HR diagram with Main Sequence fits for open clusters of different ages based on the Main Sequence Turn-off point in each.
Figure 7.10: HR diagram with Main Sequence fits for open clusters of different ages

If you compare the HR diagrams for stages 1-3, these are very similar to the HR diagrams for open clusters. The HR diagram for stage 6 appears to be very similar to that of a globular cluster. Thus, we can conclude that open clusters are young (usually a few tens of millions or hundreds of millions of years old), while globular clusters are very old (typically about 12-13 billion years old). In the image above, you can see a schematic HR diagram with plots of lines that represent the Main Sequence for a number of open clusters. From the location of the Main Sequence Turn-Off, you can see that NGC 2362 is the youngest, then h & χ Persei, and M67 is the oldest of the clusters.
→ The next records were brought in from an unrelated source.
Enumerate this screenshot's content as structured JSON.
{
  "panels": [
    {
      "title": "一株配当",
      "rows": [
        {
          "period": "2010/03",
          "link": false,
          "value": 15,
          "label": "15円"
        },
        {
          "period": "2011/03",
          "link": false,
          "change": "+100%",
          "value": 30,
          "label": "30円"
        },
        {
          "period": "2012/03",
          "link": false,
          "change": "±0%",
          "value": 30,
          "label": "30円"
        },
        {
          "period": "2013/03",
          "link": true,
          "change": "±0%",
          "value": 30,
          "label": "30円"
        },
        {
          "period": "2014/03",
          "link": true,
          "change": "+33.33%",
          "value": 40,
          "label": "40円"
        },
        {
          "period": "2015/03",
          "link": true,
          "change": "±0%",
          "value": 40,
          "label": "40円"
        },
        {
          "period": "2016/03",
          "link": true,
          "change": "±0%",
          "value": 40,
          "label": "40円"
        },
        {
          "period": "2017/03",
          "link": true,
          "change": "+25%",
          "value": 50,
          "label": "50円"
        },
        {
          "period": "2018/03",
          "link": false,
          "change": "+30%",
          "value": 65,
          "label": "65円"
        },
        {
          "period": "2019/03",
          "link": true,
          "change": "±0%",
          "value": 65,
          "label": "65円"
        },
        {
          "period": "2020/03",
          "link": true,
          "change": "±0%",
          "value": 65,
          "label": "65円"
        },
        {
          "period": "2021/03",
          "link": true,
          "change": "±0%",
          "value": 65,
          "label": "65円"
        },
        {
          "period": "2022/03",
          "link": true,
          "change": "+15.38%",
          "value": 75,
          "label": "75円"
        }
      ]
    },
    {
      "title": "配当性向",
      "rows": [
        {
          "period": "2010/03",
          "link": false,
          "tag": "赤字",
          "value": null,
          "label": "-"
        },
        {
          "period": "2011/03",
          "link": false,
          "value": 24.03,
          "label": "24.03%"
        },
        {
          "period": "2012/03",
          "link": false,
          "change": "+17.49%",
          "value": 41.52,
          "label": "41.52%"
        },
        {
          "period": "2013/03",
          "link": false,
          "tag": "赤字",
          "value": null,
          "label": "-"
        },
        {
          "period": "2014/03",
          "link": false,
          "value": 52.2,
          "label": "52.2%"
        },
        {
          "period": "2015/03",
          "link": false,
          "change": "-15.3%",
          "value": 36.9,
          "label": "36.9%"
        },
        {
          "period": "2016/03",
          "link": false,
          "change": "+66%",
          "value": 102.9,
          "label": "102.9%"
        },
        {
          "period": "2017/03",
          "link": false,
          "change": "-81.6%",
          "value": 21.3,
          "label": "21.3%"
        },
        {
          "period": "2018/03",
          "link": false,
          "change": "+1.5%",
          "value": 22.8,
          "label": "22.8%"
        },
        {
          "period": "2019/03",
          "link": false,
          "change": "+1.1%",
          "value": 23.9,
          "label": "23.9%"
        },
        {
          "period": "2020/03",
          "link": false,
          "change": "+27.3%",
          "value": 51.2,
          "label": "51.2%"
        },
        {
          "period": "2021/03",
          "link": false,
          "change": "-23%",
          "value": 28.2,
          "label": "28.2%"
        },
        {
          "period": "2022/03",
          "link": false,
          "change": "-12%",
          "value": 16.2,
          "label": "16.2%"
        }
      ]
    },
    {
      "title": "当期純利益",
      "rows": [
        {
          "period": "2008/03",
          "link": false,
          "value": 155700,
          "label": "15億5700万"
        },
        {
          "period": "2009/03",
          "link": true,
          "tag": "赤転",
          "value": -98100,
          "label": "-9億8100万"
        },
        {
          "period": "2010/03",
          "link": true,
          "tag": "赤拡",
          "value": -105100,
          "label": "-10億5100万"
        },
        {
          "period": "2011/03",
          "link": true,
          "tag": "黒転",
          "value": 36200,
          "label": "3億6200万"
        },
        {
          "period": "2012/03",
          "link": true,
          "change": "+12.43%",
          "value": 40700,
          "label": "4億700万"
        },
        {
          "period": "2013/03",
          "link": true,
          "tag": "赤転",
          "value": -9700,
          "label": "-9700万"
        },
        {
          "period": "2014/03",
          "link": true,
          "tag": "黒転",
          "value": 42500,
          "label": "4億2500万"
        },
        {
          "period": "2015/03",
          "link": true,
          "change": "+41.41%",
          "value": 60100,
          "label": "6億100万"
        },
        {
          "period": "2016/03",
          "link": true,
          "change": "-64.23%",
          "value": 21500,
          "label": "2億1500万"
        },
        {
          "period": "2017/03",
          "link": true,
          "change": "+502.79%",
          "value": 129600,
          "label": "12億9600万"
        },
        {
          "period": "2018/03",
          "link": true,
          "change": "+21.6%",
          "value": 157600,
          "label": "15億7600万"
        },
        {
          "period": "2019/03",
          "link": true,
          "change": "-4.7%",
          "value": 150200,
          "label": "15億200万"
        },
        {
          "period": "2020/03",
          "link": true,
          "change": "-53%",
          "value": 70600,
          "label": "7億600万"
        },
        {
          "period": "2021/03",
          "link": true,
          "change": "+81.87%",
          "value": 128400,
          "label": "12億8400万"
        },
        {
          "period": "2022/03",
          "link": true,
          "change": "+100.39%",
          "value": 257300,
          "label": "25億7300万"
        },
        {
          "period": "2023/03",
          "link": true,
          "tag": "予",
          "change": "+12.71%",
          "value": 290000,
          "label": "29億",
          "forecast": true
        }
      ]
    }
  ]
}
This realization explains several of the other observations that we made of the differences between these two types of clusters. Since open clusters are young, they have not had a chance to move very far from the location where they were born. Thus, there is likely to be leftover material from the molecular clouds in which they formed nearby (which creates the reflection nebulae seen in the Pleiades). The intense radiation from the bright O & B stars in the open clusters can ionize the nearby gas, creating emission nebulae nearby, as well. The light from an open cluster is dominated by the brightest stars in the cluster, which are O & B Main Sequence stars, since no red giants have formed yet. Thus, open clusters should be quite blue.

Since globular clusters are old, they are not found near the regions in which they formed. There is no gas in their vicinity. Even if there was, the stars in globular clusters do not emit much ultraviolet light capable of creating emission nebulae. Thus, we do not expect to find emission nebulae surrounding globular clusters. There are no blue Main Sequence stars left, so the light from a globular cluster should be dominated by the brightest red giants, leading to their very red appearance.

Lastly, we can also explain the difference in chemical composition between open cluster stars and globular cluster stars. Originally, all of the gas in the universe contained few elements heavier than helium. However, as we learned in our study of stellar evolution, heavier elements are created in massive stars and dispersed when they go supernova. Therefore, as time goes on, later generations of stars should contain higher and higher concentrations of heavy elements. Since globular clusters are 12 billion years old, their atmospheres reflect the makeup of the primordial gas from which they formed. Since open clusters have formed relatively recently, they have 10-100 times more heavy elements in their atmospheres.

One question that we have not yet answered is why the Sun is so apparently isolated. If all stars form out of molecular clouds that form many stars at once, why are there not several hundred stars nearby? The reason has something to do with the density differences between star clusters. Remember, open clusters look “fluffy. " That is, they are not very concentrated. Globular clusters, on the other hand, are very densely packed with stars. In open clusters, the gravitational pull of all the stars taken together is not strong enough to keep the stars bound to the cluster. Over time, the individual stars in open clusters drift away, and the cluster dissolves. The gravitational pull by the cluster on the stars in a globular cluster is much stronger, so these clusters are able to retain most of their stars for billions of years. It is likely that the Sun did form as part of an open cluster, but since the Sun is now about 5 billion years old, it has long ago drifted away from the stars that formed out of the same cloud.